Founded in 1995, and taking the historical and geopolitical context of Palestine as a point of departure, the Museum is an institution that produces and presents artifacts and artworks dating from prehistory to the present day. This ambitious long- term project sets out to disrupt iconic representations of Palestine.
Through a reappropriation of traditions of western museology, New Sites for the Museum Departments or four places to visit Heaven presents four departments in The Palestinian Museum of Natural History and Humankind, skillfully mapped onto sites that are geographically recognizable, and others that are hypothetical, while placing the subject of the artist himself at the epicenter of his inquiry.
In his recent work, Area C Fields of Gold, Rabah attempts a literal expression of a meditative garden in which visitors are invited to reflect on the nature of botany in Palestine. While in this version of the Botanical Department, the artist juxtaposes new and old works, placing them at the mercy of the present. The combination doesn’t only question our relation to our natural habitat, centered on the emblematic olive tree, but also brings forward a presumed artist’s agency and its relation to politics and to human resilience. Rabah is using the magic of the museum in several of his works, for example In Vein presents the failure of representing the contemporaneity of his performance from the 90s. Simultaneously, the display rejects representation through record, while aestheticizing his performance, as if it weren’t his but more a product of its time.
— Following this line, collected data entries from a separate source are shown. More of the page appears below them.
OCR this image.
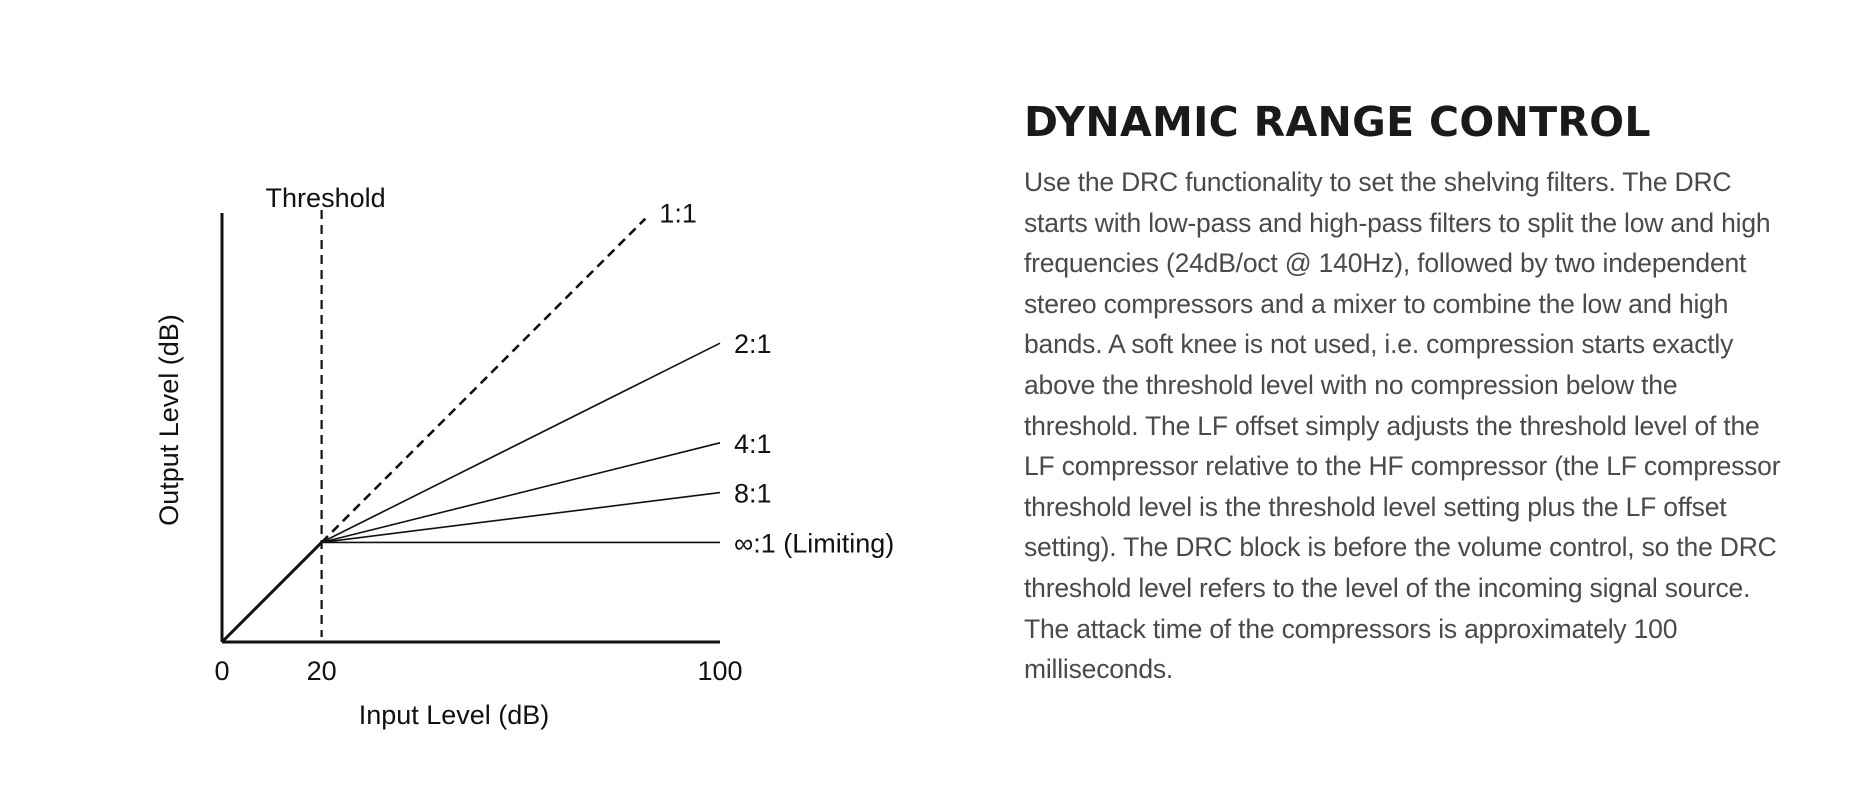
Threshold
1:1
2:1
4:1
8:1
∞:1 (Limiting)
0	20	100
Input Level (dB)
Output Level (dB)
DYNAMIC RANGE CONTROL

Use the DRC functionality to set the shelving filters. The DRC starts with low-pass and high-pass filters to split the low and high frequencies (24dB/oct @ 140Hz), followed by two independent stereo compressors and a mixer to combine the low and high bands. A soft knee is not used, i.e. compression starts exactly above the threshold level with no compression below the threshold. The LF offset simply adjusts the threshold level of the LF compressor relative to the HF compressor (the LF compressor threshold level is the threshold level setting plus the LF offset setting). The DRC block is before the volume control, so the DRC threshold level refers to the level of the incoming signal source. The attack time of the compressors is approximately 100 milliseconds.
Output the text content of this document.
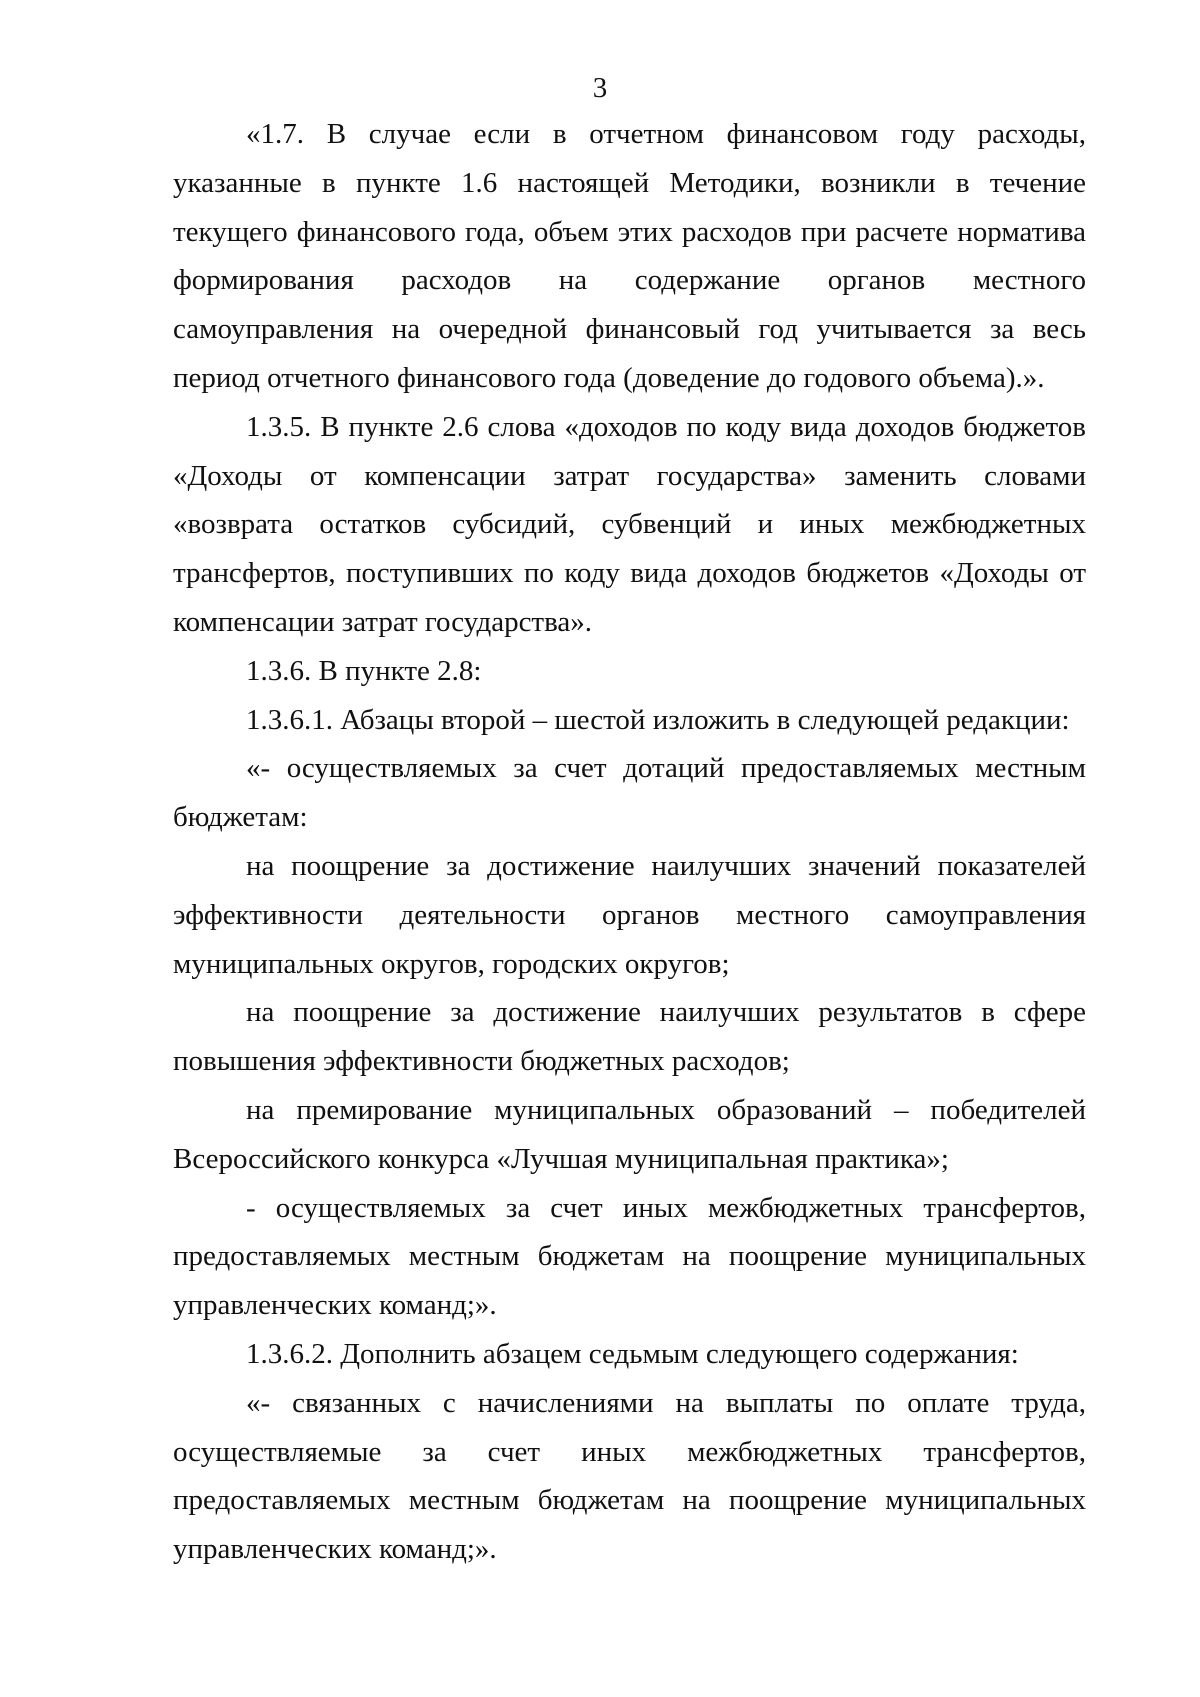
3

«1.7. В случае если в отчетном финансовом году расходы, указанные в пункте 1.6 настоящей Методики, возникли в течение текущего финансового года, объем этих расходов при расчете норматива формирования расходов на содержание органов местного самоуправления на очередной финансовый год учитывается за весь период отчетного финансового года (доведение до годового объема).».

1.3.5. В пункте 2.6 слова «доходов по коду вида доходов бюджетов «Доходы от компенсации затрат государства» заменить словами «возврата остатков субсидий, субвенций и иных межбюджетных трансфертов, поступивших по коду вида доходов бюджетов «Доходы от компенсации затрат государства».

1.3.6. В пункте 2.8:

1.3.6.1. Абзацы второй – шестой изложить в следующей редакции:

«- осуществляемых за счет дотаций предоставляемых местным бюджетам:

на поощрение за достижение наилучших значений показателей эффективности деятельности органов местного самоуправления муниципальных округов, городских округов;

на поощрение за достижение наилучших результатов в сфере повышения эффективности бюджетных расходов;

на премирование муниципальных образований – победителей Всероссийского конкурса «Лучшая муниципальная практика»;

- осуществляемых за счет иных межбюджетных трансфертов, предоставляемых местным бюджетам на поощрение муниципальных управленческих команд;».

1.3.6.2. Дополнить абзацем седьмым следующего содержания:

«- связанных с начислениями на выплаты по оплате труда, осуществляемые за счет иных межбюджетных трансфертов, предоставляемых местным бюджетам на поощрение муниципальных управленческих команд;».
The Earth and Solar System Department focuses on visceral forces that mold and shape our world. The Lowest Point on Earth Memorial Park revolves around the origins of things – but also their ultimate demise, raising questions around memory and collective consciousness, and resizing human life within the wider universe. This section uncovers burdened bodies in their most basic, skeletal form crushed by a visually absent weight. Now occupying center stage, these bodies paradoxically become monuments for a collective cognition, commemorating an endangered identity. Rabah re-invents Jamal Al Mahamel, an iconic art work by artist Sleiman Mansour, in such a way as to monumentalize absence in itself.
The Geology and Paleontology Department, home to sciences that do not experiment but rather try to understand the whole through the sum of its parts, presents an apt opportunity to examine elements and details. This is where Gaza Zoo Sculpture Garden can be seen, as a fragment of a whole in constant struggle to fit with one another. The sculpture garden is where mankind has been reduced to bare life, and one could only document the passing of time.
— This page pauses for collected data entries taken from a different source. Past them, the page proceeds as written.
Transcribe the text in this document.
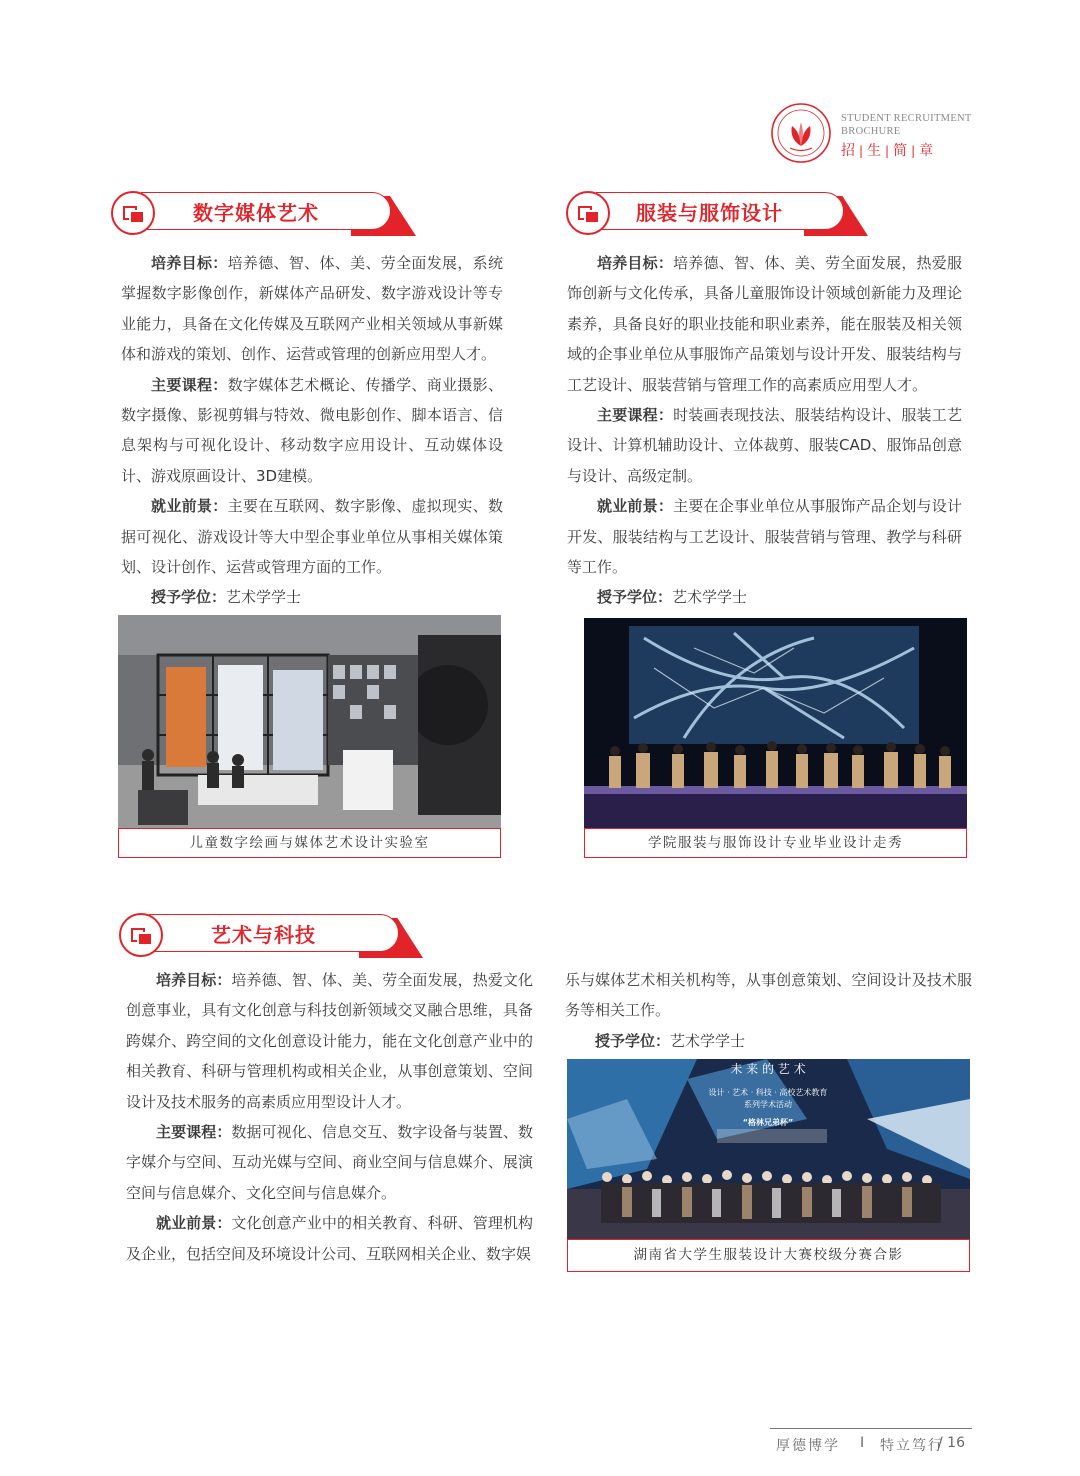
STUDENT RECRUITMENT
BROCHURE
招 | 生 | 简 | 章
数字媒体艺术

培养目标：培养德、智、体、美、劳全面发展，系统掌握数字影像创作，新媒体产品研发、数字游戏设计等专业能力，具备在文化传媒及互联网产业相关领域从事新媒体和游戏的策划、创作、运营或管理的创新应用型人才。

主要课程：数字媒体艺术概论、传播学、商业摄影、数字摄像、影视剪辑与特效、微电影创作、脚本语言、信息架构与可视化设计、移动数字应用设计、互动媒体设计、游戏原画设计、3D建模。

就业前景：主要在互联网、数字影像、虚拟现实、数据可视化、游戏设计等大中型企事业单位从事相关媒体策划、设计创作、运营或管理方面的工作。

授予学位：艺术学学士

儿童数字绘画与媒体艺术设计实验室
服装与服饰设计

培养目标：培养德、智、体、美、劳全面发展，热爱服饰创新与文化传承，具备儿童服饰设计领域创新能力及理论素养，具备良好的职业技能和职业素养，能在服装及相关领域的企事业单位从事服饰产品策划与设计开发、服装结构与工艺设计、服装营销与管理工作的高素质应用型人才。

主要课程：时装画表现技法、服装结构设计、服装工艺设计、计算机辅助设计、立体裁剪、服装CAD、服饰品创意与设计、高级定制。

就业前景：主要在企事业单位从事服饰产品企划与设计开发、服装结构与工艺设计、服装营销与管理、教学与科研等工作。

授予学位：艺术学学士

学院服装与服饰设计专业毕业设计走秀
艺术与科技

培养目标：培养德、智、体、美、劳全面发展，热爱文化创意事业，具有文化创意与科技创新领域交叉融合思维，具备跨媒介、跨空间的文化创意设计能力，能在文化创意产业中的相关教育、科研与管理机构或相关企业，从事创意策划、空间设计及技术服务的高素质应用型设计人才。

主要课程：数据可视化、信息交互、数字设备与装置、数字媒介与空间、互动光媒与空间、商业空间与信息媒介、展演空间与信息媒介、文化空间与信息媒介。

就业前景：文化创意产业中的相关教育、科研、管理机构及企业，包括空间及环境设计公司、互联网相关企业、数字娱

乐与媒体艺术相关机构等，从事创意策划、空间设计及技术服务等相关工作。

授予学位：艺术学学士

未 来 的 艺 术
设计 · 艺术 · 科技 · 高校艺术教育
系列学术活动
“格林兄弟杯”
湖南省大学生服装设计大赛校级分赛合影
厚德博学 I 特立笃行
/ 16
The Museum’s archive involves a new site for the Anthropology Department that is placed in a São Paolo favela dubbed Acampamento Vila Nova Palestina (New Palestine’s Village Camp). In this precarious settlement, the human figure is absent, yet intriguingly visible; and the Palestinian camp becomes a global condition rather than a local predicament. Flayed from the burden of its bodies, the liberated skin here breathes with resolution.
As Rabah continues The Palestinian Museum of Natural History and Humankind’s quest to collect and preserve fragments of Palestine, the conceptual institution reinvents itself at each presentation. Each department becomes part of a wider body that solidifies over time into a new anatomy for a museum.